Domain Takedown by Microsoft
With the numerous reports of Cybercrime that targeted many Office 365 accounts, Microsoft launched its mitigation plan to address such crisis, mainly as this fraudster uses Covid-19 themed attacks. As stipulated on their plea in the U.S. District Court for the Eastern District of Virginia, they were able to take down malicious domains that are a potential carrier of possible ransomware and other malware that is controlled by deceitful perpetrators.
Purged domains that are on the list
Few on the lists that they have taken down are officeinvetorys[.]com, officehnoc[.]com, officesuited[.]com, officemtr[.]com, officesuitesoft[.]com, and mailitdaemon[.]com. These came top on their lists from different website scanning method that their Cybersecurity experts performed since December 2019 until April of this current year before they request the aid of the authority to legalize the takedown process they planned.
This has been the so-called retaliation of Microsoft against many fraudsters wherein, based on the statistics, an influx of attacks were recorded taking advantage of the pandemic situation. As reported, many attacks that have been used previously have been recycled and injected with the Covid-19 theme giving the attack a more appropriate look with the current events where people are keen to know the latest happenings around the globe. The redeployment of these malware/ransomware becomes more lethal as these not only target Office 365 credentials but also solicit direct permission to users to grant access to sensitive data on the computer and other controls. This was done through a sophisticated embedding of codes onto Open Authentication apps that a user might install in their system. A predefined authentication that a user must agree before a specific app or extension be added onto their system that asks permission to use devices attached to the system read contacts and emails, and other files stored on the targeted computer. With this agreement, it can bypass Microsoft installed defense mechanisms leaving the system in all its vulnerability.

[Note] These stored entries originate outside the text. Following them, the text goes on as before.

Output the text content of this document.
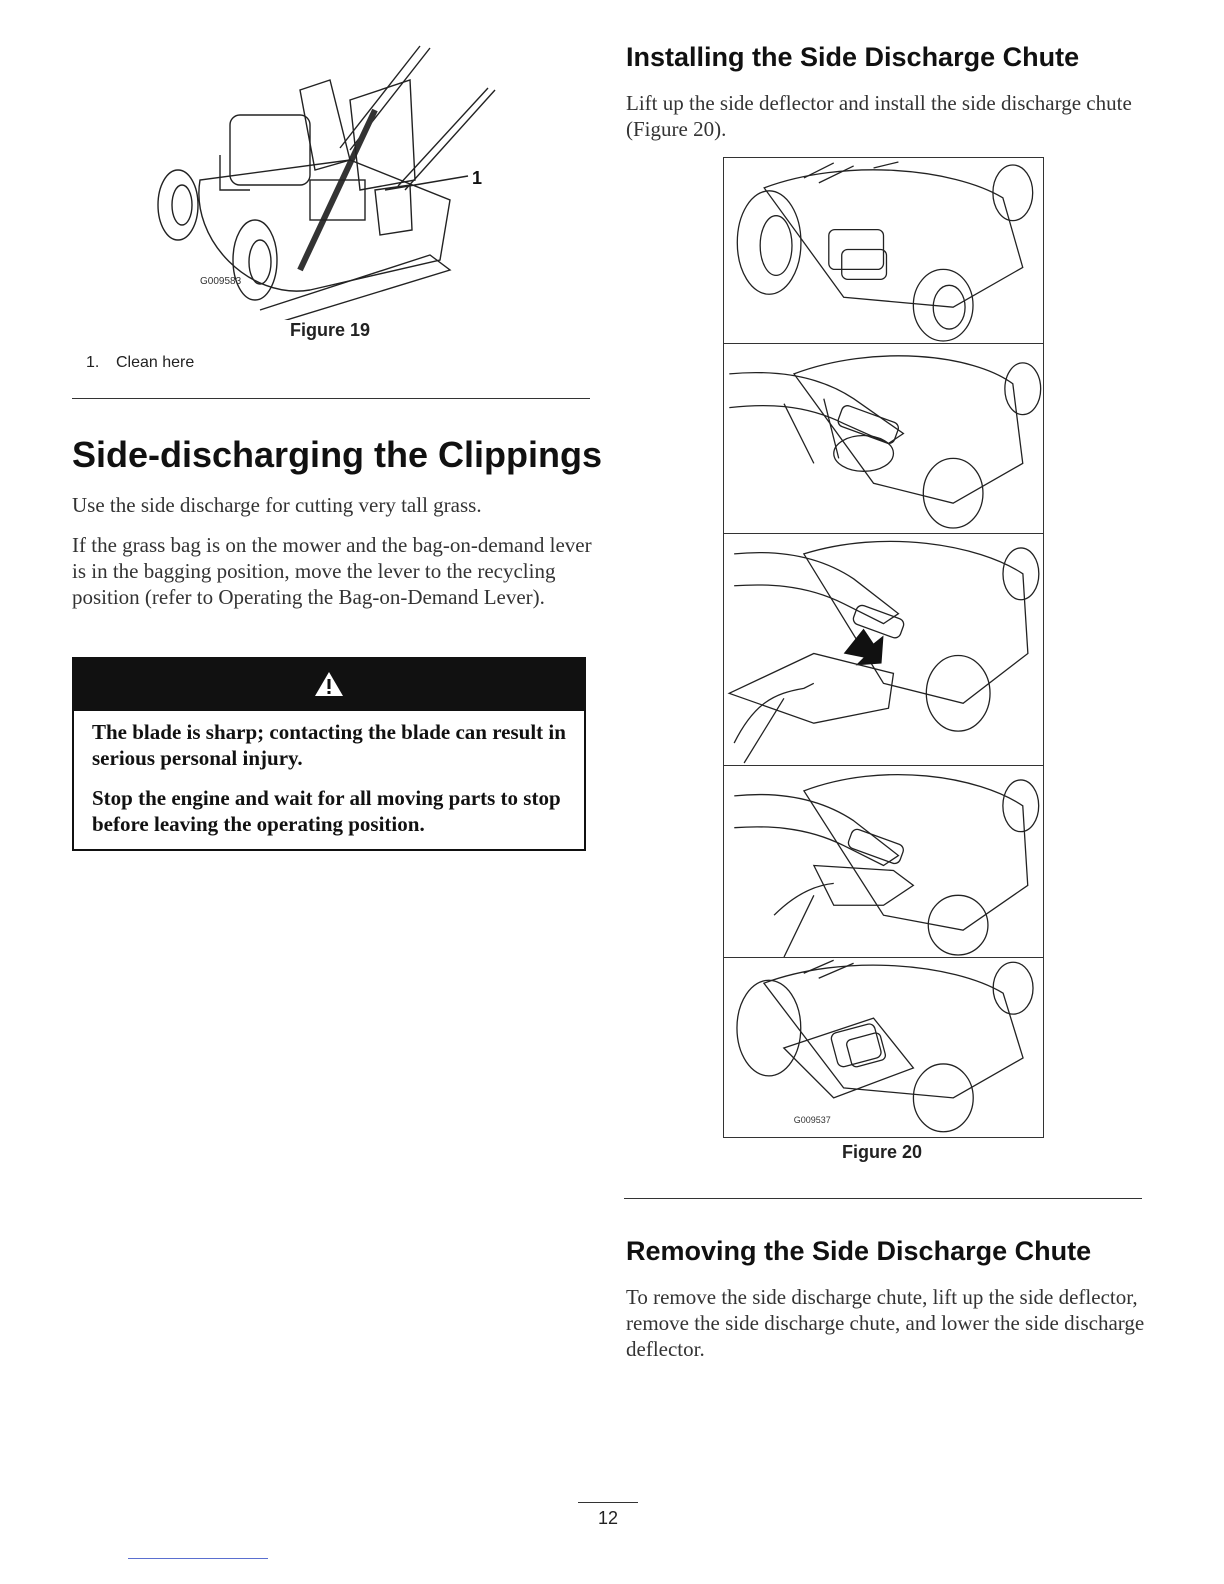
1
G009583
Figure 19
1. Clean here
Side-discharging the Clippings
Use the side discharge for cutting very tall grass.
If the grass bag is on the mower and the bag-on-demand lever is in the bagging position, move the lever to the recycling position (refer to Operating the Bag-on-Demand Lever).

The blade is sharp; contacting the blade can result in serious personal injury.

Stop the engine and wait for all moving parts to stop before leaving the operating position.

Installing the Side Discharge Chute
Lift up the side deflector and install the side discharge chute (Figure 20).
G009537
Figure 20
Removing the Side Discharge Chute
To remove the side discharge chute, lift up the side deflector, remove the side discharge chute, and lower the side discharge deflector.
12
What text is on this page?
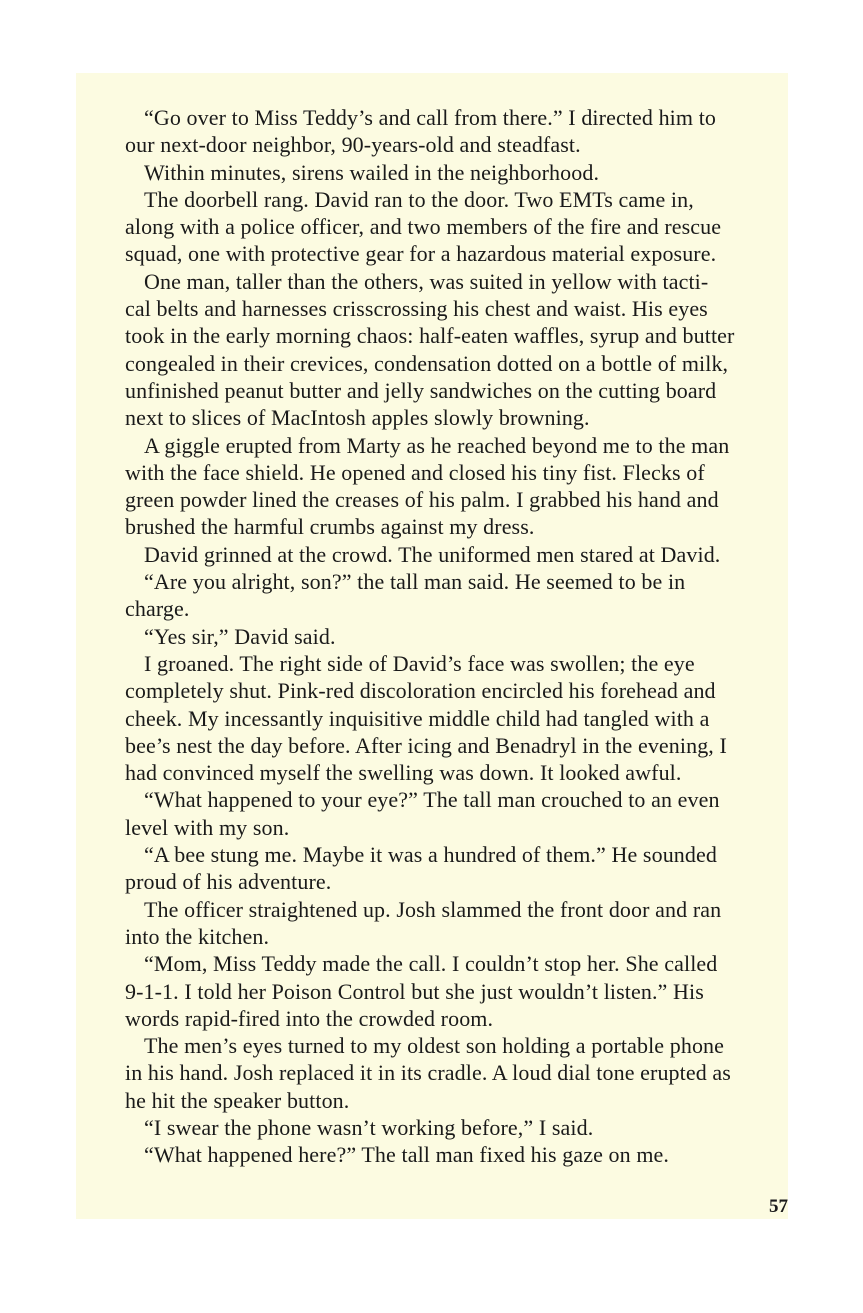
“Go over to Miss Teddy’s and call from there.” I directed him to
our next-door neighbor, 90-years-old and steadfast.

Within minutes, sirens wailed in the neighborhood.

The doorbell rang. David ran to the door. Two EMTs came in,
along with a police officer, and two members of the fire and rescue
squad, one with protective gear for a hazardous material exposure.

One man, taller than the others, was suited in yellow with tacti-
cal belts and harnesses crisscrossing his chest and waist. His eyes
took in the early morning chaos: half-eaten waffles, syrup and butter
congealed in their crevices, condensation dotted on a bottle of milk,
unfinished peanut butter and jelly sandwiches on the cutting board
next to slices of MacIntosh apples slowly browning.

A giggle erupted from Marty as he reached beyond me to the man
with the face shield. He opened and closed his tiny fist. Flecks of
green powder lined the creases of his palm. I grabbed his hand and
brushed the harmful crumbs against my dress.

David grinned at the crowd. The uniformed men stared at David.

“Are you alright, son?” the tall man said. He seemed to be in
charge.

“Yes sir,” David said.

I groaned. The right side of David’s face was swollen; the eye
completely shut. Pink-red discoloration encircled his forehead and
cheek. My incessantly inquisitive middle child had tangled with a
bee’s nest the day before. After icing and Benadryl in the evening, I
had convinced myself the swelling was down. It looked awful.

“What happened to your eye?” The tall man crouched to an even
level with my son.

“A bee stung me. Maybe it was a hundred of them.” He sounded
proud of his adventure.

The officer straightened up. Josh slammed the front door and ran
into the kitchen.

“Mom, Miss Teddy made the call. I couldn’t stop her. She called
9-1-1. I told her Poison Control but she just wouldn’t listen.” His
words rapid-fired into the crowded room.

The men’s eyes turned to my oldest son holding a portable phone
in his hand. Josh replaced it in its cradle. A loud dial tone erupted as
he hit the speaker button.

“I swear the phone wasn’t working before,” I said.

“What happened here?” The tall man fixed his gaze on me.

57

The ingenuity of Microsoft to file for this civil case is an excellent opportunity for them to protect their brand and their customer. The proactive approach gives them additional authority and power against cyber attackers as they can immediately take-charge of removal or suspension on suspected domains given evidence of malicious activity. Despite their actions, they advised system administrators to be more cautious and vigilant. How? By restricting app installation across all users, providing security awareness training, strengthened the credential security process, and, more importantly, do regular system maintenance and checks to avoid any infiltration on the whole infrastructure.